Estimate Pareto k value by fitting a Generalized Pareto Distribution to one or two tails of x. This can be used to estimate the number of fractional moments that is useful for convergence diagnostics. For further details see Vehtari et al. (2024).

pareto_khat(x, ...)

# S3 method for default
pareto_khat(
  x,
  tail = c("both", "right", "left"),
  r_eff = NULL,
  ndraws_tail = NULL,
  verbose = FALSE,
  are_log_weights = FALSE,
  ...
)

# S3 method for rvar
pareto_khat(x, ...)

Arguments

x

(multiple options) One of:

...

Arguments passed to individual methods (if applicable).

tail

(string) The tail to diagnose/smooth:

  • "right": diagnose/smooth only the right (upper) tail

  • "left": diagnose/smooth only the left (lower) tail

  • "both": diagnose/smooth both tails and return the maximum k-hat value

The default is "both".

r_eff

(numeric) relative effective sample size estimate.

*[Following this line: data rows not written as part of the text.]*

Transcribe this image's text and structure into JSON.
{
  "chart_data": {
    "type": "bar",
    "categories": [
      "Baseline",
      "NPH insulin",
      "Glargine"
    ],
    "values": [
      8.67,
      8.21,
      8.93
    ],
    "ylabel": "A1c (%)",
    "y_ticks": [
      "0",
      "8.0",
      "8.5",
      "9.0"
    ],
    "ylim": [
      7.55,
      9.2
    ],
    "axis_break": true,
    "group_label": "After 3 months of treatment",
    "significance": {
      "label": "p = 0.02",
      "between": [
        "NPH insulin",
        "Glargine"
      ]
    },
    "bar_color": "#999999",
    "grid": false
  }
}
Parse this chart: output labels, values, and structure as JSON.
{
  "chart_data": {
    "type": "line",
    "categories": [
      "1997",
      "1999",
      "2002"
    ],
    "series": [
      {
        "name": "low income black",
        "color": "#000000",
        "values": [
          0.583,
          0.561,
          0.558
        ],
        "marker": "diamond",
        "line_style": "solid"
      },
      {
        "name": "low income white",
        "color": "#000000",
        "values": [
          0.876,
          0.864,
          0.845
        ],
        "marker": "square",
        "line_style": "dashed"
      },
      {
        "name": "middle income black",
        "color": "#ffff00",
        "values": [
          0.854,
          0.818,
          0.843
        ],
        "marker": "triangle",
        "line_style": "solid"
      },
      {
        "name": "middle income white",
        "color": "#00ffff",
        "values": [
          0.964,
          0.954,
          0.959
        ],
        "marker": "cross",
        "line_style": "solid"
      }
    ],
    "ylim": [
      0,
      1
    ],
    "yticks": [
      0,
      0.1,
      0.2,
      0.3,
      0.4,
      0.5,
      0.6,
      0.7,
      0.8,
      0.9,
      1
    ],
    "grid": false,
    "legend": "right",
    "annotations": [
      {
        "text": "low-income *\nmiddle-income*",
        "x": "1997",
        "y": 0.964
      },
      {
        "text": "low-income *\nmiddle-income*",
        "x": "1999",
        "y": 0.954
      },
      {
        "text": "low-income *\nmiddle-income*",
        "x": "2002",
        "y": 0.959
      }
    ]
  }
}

If r_eff is NULL, it will be calculated assuming the draws are from MCMC. Default is NULL.

ndraws_tail

(numeric) number of draws for the tail. If ndraws_tail is not specified, it will be calculated as ceiling(3 * sqrt(length(x) / r_eff)) if length(x) > 225 and length(x) / 5 otherwise (see Appendix H in Vehtari et al. (2024)).

verbose

(logical) Should diagnostic messages be printed? If TRUE, messages related to Pareto diagnostics will be printed. Default is FALSE.

are_log_weights

(logical) Are the draws log weights? Default is FALSE. If TRUE computation will take into account that the draws are log weights, and only right tail will be smoothed.

Value

If the input is an array, returns a single numeric value. If any of the draws is non-finite, that is, NA, NaN, Inf, or -Inf, the returned output will be (numeric) NA. Also, if all draws within any of the chains of a variable are the same (constant), the returned output will be (numeric) NA

as well. The reason for the latter is that, for constant draws, we cannot distinguish between variables that are supposed to be constant (e.g., a diagonal element of a correlation matrix is always 1) or variables that just happened to be constant because of a failure of convergence or other problems in the sampling process.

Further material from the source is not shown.